To make hard candy, you need to mix more sugar in your syrup and cook the mixture to a higher temperature (about 300°F or 154°C). For soft candy, boil the syrup to a lower temperature (250° F or 121° C) and use a lower concentration of sugar.
Candy thermometers are useful for special recipes. Temperature plays a major role in determining whether candy ends up being soft or hard. However, they may not be necessary if you’re working with a semi-automatic or automatic candy making machine. These types of equipment handle almost all the steps in the production process, from mixing the ingredients to drying the candy to a specific texture. Some industrial candy making machines even include stainless steel die forming elements that are used to form the candies into various shapes and sizes.
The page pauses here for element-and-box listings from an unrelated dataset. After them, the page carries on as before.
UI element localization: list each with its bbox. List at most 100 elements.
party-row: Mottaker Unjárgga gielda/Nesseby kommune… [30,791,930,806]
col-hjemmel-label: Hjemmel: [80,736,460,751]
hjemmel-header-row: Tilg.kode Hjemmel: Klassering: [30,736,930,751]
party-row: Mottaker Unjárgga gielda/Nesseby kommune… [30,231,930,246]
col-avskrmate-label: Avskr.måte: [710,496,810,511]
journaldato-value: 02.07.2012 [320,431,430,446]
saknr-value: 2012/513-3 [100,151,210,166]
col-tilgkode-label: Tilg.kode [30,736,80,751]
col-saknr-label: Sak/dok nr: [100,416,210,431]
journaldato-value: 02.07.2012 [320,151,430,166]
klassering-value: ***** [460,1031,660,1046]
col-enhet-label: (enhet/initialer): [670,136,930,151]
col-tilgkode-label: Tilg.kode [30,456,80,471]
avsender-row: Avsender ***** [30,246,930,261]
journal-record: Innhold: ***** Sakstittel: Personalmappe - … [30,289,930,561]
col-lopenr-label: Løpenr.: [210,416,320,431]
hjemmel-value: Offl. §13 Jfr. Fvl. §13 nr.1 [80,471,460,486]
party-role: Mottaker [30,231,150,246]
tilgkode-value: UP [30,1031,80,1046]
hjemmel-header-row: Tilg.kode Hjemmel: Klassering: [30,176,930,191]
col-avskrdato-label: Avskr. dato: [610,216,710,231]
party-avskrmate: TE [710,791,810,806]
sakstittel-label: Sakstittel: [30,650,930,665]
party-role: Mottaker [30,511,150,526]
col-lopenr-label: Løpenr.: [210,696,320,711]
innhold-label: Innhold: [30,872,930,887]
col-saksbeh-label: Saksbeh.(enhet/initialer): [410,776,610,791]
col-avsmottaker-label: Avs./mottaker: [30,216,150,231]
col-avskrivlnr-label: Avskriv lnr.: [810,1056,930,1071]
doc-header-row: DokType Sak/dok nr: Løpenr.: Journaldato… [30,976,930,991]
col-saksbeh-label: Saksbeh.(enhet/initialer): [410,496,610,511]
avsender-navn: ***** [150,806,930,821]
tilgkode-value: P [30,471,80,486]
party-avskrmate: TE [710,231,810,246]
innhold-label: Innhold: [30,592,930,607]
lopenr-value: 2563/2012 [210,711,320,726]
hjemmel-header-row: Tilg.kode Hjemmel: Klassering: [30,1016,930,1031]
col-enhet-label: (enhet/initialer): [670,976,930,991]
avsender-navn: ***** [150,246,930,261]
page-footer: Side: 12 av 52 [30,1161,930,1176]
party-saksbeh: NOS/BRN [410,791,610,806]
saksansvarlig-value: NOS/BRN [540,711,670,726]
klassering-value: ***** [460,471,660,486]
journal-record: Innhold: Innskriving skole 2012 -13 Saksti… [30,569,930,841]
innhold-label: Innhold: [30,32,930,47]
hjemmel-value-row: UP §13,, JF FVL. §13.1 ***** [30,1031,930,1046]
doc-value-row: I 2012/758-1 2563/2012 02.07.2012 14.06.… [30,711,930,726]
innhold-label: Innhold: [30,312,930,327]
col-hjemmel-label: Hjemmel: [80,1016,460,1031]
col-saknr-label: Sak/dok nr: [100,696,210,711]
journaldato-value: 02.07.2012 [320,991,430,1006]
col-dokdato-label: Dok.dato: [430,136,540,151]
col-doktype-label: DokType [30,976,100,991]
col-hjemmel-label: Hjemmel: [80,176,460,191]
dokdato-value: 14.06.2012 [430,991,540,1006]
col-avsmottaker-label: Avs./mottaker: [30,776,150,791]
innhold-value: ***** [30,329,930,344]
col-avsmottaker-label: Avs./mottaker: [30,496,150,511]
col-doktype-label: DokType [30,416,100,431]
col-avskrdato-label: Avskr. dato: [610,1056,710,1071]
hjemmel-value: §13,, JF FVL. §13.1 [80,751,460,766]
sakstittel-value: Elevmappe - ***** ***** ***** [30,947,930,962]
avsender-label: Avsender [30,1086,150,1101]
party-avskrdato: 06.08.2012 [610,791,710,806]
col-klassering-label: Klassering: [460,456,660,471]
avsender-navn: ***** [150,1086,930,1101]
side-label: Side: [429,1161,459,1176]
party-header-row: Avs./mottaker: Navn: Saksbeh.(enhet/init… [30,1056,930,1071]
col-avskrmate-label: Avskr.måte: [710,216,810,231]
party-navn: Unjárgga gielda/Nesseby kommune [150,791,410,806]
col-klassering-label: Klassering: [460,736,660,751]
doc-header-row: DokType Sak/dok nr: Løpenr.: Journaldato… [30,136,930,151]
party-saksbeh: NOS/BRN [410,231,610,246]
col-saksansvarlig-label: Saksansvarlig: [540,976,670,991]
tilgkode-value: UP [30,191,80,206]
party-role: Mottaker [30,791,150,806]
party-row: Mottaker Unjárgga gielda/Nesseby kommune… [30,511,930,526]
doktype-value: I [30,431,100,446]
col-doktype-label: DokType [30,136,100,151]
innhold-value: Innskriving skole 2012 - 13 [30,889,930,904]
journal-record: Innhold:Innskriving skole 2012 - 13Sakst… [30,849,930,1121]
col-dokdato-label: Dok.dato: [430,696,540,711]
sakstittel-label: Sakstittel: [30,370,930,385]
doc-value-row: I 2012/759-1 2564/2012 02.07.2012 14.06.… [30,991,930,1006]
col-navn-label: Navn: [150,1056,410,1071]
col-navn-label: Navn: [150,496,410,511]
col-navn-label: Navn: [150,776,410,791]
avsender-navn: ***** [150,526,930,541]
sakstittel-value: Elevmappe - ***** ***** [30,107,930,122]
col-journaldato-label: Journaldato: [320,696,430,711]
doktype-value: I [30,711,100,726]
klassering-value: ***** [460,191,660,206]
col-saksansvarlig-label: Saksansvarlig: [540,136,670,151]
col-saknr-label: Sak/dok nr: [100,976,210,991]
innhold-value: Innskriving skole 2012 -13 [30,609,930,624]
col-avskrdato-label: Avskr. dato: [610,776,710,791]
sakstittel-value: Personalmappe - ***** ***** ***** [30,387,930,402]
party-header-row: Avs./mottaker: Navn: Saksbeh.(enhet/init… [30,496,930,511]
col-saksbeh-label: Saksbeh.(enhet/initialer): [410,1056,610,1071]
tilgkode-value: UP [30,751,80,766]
Producing sugar-free candies
Sugar is an essential ingredient in candies, as it affects their texture and also helps with their preservation. Yet, sugar can be replaced with other ingredients which serve as binders in the making of candies. To produce sugar-free candy, honey can be the base ingredient without any noticeable difference in texture or flavor. Isomalt is another alternative since it melts and hardens in the same way as sugar. That said, isomalt works best for hard candy because it is non-sticky and doesn’t absorb too much water. You may also use sugar-free sweetened corn syrups instead of sugar.
Should you use natural or artificial sweeteners?
Artificial sweeteners such as saccharin, sucralose, neotame, aspartame, and acesulfame can replace natural sugars in the production of candies. They provide minimal nutritional value, but the absence of calories in artificial sweeteners can be an advantage as well, healthwise. Artificial sugars are also less expensive than natural sugars and offer greater protection against cavities. On the flip side, many people dislike the overly sweet taste of artificial sugars. Also, if consumed in excess, they may also pose health problems.